The one thing I do not like is Narayana’s “Granted, there is a risk that such steps will spook markets by signaling that the Fed is concerned about the state of the U.S. financial system.” That sentence seems to me to misread market psychology completely. As I see it–and as the people in markets I talk to say–right now markets are fairly completely spooked by their belief that the Federal Reserve is unconcerned, and takes that lack of concern as a sign of Federal Reserve detachment from reality. Narayana’s following sentences seems to me to be highly likely to be the right take: “I’d say the markets are already pretty spooked” and “By demonstrating that it is paying attention to these obvious signals, the Fed can help to bolster confidence in its economic management”.
Let me stress that, at least from where I sit, that confidence in Federal Reserve economic management is, right now, lacking.
The people I talk to in financial markets tend to say that they believe markets took Stan Fischer on January 5 to be something of a wake-up call with respect to Fed groupthink:
Liesman: When I looked at where the market is priced, the market is priced below where the Fed median forecast is. Quite a bit. Two rate hikes really, if you count them in quarter points. Does that concern you that the market needs to catch up with where the Fed is or is it a matter of you think the Fed needs to recalibrate to where the market is?

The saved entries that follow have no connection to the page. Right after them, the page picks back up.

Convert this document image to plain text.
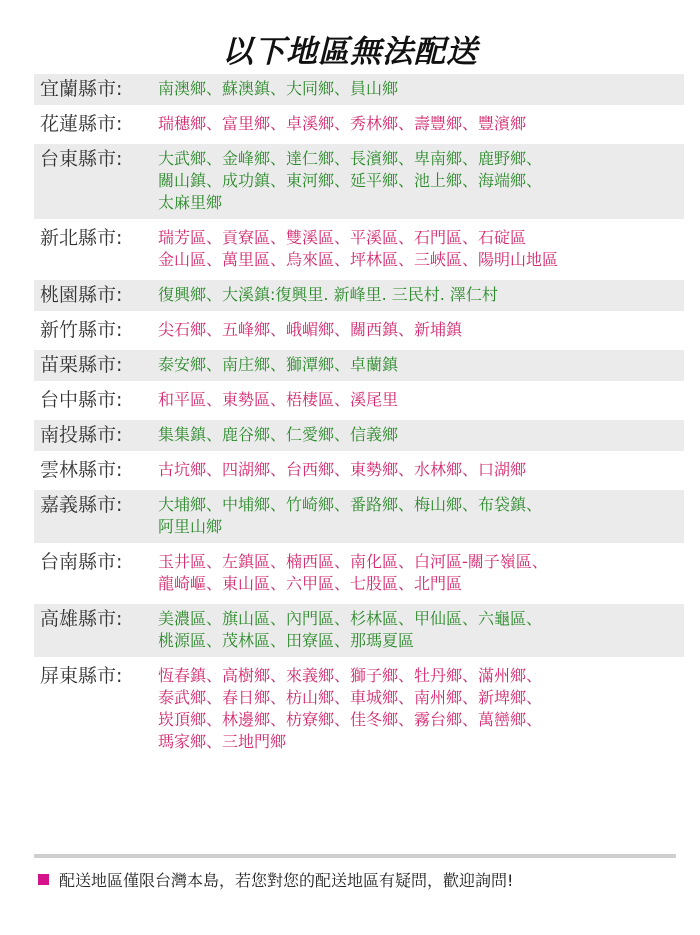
以下地區無法配送
宜蘭縣市:	南澳鄉、蘇澳鎮、大同鄉、員山鄉
花蓮縣市:	瑞穗鄉、富里鄉、卓溪鄉、秀林鄉、壽豐鄉、豐濱鄉
台東縣市:	大武鄉、金峰鄉、達仁鄉、長濱鄉、卑南鄉、鹿野鄉、
關山鎮、成功鎮、東河鄉、延平鄉、池上鄉、海端鄉、
太麻里鄉
新北縣市:	瑞芳區、貢寮區、雙溪區、平溪區、石門區、石碇區
金山區、萬里區、烏來區、坪林區、三峽區、陽明山地區
桃園縣市:	復興鄉、大溪鎮:復興里. 新峰里. 三民村. 澤仁村
新竹縣市:	尖石鄉、五峰鄉、峨嵋鄉、關西鎮、新埔鎮
苗栗縣市:	泰安鄉、南庄鄉、獅潭鄉、卓蘭鎮
台中縣市:	和平區、東勢區、梧棲區、溪尾里
南投縣市:	集集鎮、鹿谷鄉、仁愛鄉、信義鄉
雲林縣市:	古坑鄉、四湖鄉、台西鄉、東勢鄉、水林鄉、口湖鄉
嘉義縣市:	大埔鄉、中埔鄉、竹崎鄉、番路鄉、梅山鄉、布袋鎮、
阿里山鄉
台南縣市:	玉井區、左鎮區、楠西區、南化區、白河區-關子嶺區、
龍崎嶇、東山區、六甲區、七股區、北門區
高雄縣市:	美濃區、旗山區、內門區、杉林區、甲仙區、六龜區、
桃源區、茂林區、田寮區、那瑪夏區
屏東縣市:	恆春鎮、高樹鄉、來義鄉、獅子鄉、牡丹鄉、滿州鄉、
泰武鄉、春日鄉、枋山鄉、車城鄉、南州鄉、新埤鄉、
崁頂鄉、林邊鄉、枋寮鄉、佳冬鄉、霧台鄉、萬巒鄉、
瑪家鄉、三地門鄉
配送地區僅限台灣本島，若您對您的配送地區有疑問，歡迎詢問!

Fischer: Well, we watch what the market thinks, but we can’t be led by what the market thinks. We’ve got to make our own analysis. We make our own analysis and our analysis says that the market is underestimating where we are going to be. You know, you can’t rule out that there is some probability they are right because there’s uncertainty. But we think that they are too low.
For eight straight years now the Federal Reserve has been more optimistic than the markets. And for eight straight years now the markets have been closer to being correct. And yet the Federal Reserve still believes that it “can’t be led by what the market thinks” and has “got to make our own analysis”? Why?

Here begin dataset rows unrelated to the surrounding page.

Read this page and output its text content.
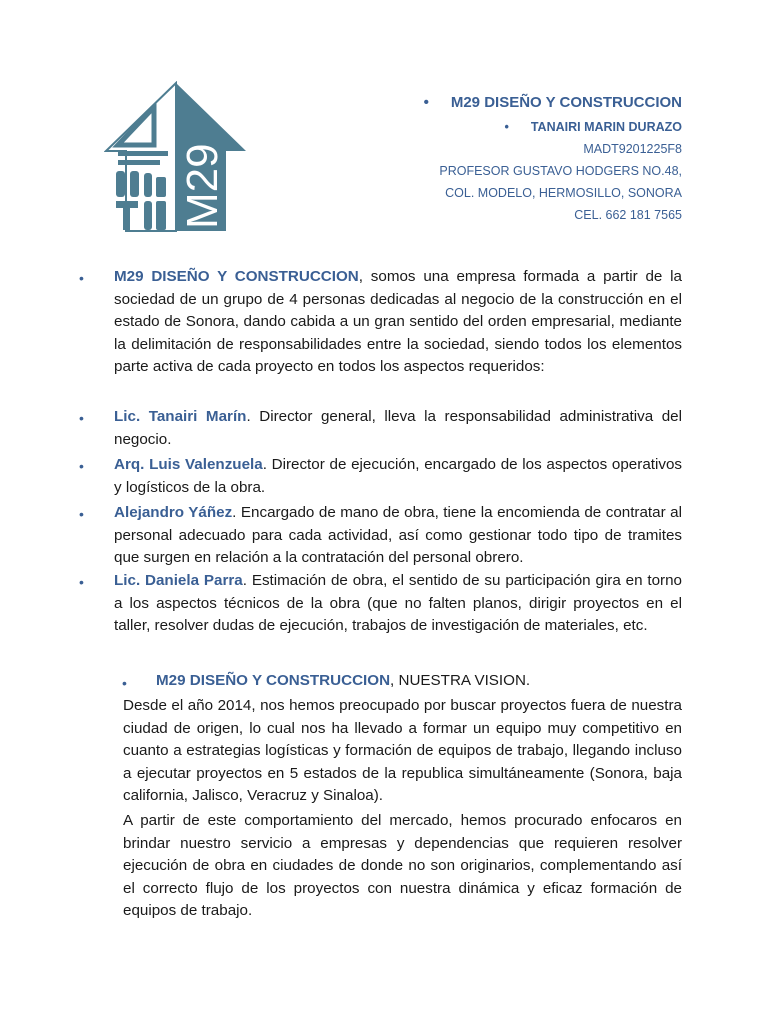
M29
• M29 DISEÑO Y CONSTRUCCION
• TANAIRI MARIN DURAZO
MADT9201225F8
PROFESOR GUSTAVO HODGERS NO.48,
COL. MODELO, HERMOSILLO, SONORA
CEL. 662 181 7565
• M29 DISEÑO Y CONSTRUCCION, somos una empresa formada a partir de la sociedad de un grupo de 4 personas dedicadas al negocio de la construcción en el estado de Sonora, dando cabida a un gran sentido del orden empresarial, mediante la delimitación de responsabilidades entre la sociedad, siendo todos los elementos parte activa de cada proyecto en todos los aspectos requeridos:
• Lic. Tanairi Marín. Director general, lleva la responsabilidad administrativa del negocio.
• Arq. Luis Valenzuela. Director de ejecución, encargado de los aspectos operativos y logísticos de la obra.
• Alejandro Yáñez. Encargado de mano de obra, tiene la encomienda de contratar al personal adecuado para cada actividad, así como gestionar todo tipo de tramites que surgen en relación a la contratación del personal obrero.
• Lic. Daniela Parra. Estimación de obra, el sentido de su participación gira en torno a los aspectos técnicos de la obra (que no falten planos, dirigir proyectos en el taller, resolver dudas de ejecución, trabajos de investigación de materiales, etc.
• M29 DISEÑO Y CONSTRUCCION, NUESTRA VISION.
Desde el año 2014, nos hemos preocupado por buscar proyectos fuera de nuestra ciudad de origen, lo cual nos ha llevado a formar un equipo muy competitivo en cuanto a estrategias logísticas y formación de equipos de trabajo, llegando incluso a ejecutar proyectos en 5 estados de la republica simultáneamente (Sonora, baja california, Jalisco, Veracruz y Sinaloa).
A partir de este comportamiento del mercado, hemos procurado enfocaros en brindar nuestro servicio a empresas y dependencias que requieren resolver ejecución de obra en ciudades de donde no son originarios, complementando así el correcto flujo de los proyectos con nuestra dinámica y eficaz formación de equipos de trabajo.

Three Antidotes to the Brexit Crisis: “The Fed should ensure that banks have enough loss-absorbing equity capital…:
…not allow them to return equity to shareholders…. The measure should apply to all banks, so markets won’t read it as a signal about individual institutions’ relative strength. Second, there’s a risk that investors’ flight to safe assets could develop into a broader credit freeze. To mitigate this, the Fed should lower its short-term interest-rate target…. Finally, the Fed should consider reviving the Term Auction Facility, which allows banks to borrow funds from the central bank with less of the stigma…. Granted, there is a risk that such steps will spook markets by signaling that the Fed is concerned about the state of the U.S. financial system. That said, as an outsider who gets much of his information from Twitter, I’d say the markets are already pretty spooked. By demonstrating that it is paying attention to these obvious signals, the Fed can help to bolster confidence in its economic management. One important lesson of the last financial crisis is that the guarantors of stability must be proactive if they want to be effective. It’s time for the Fed to put that lesson into practice.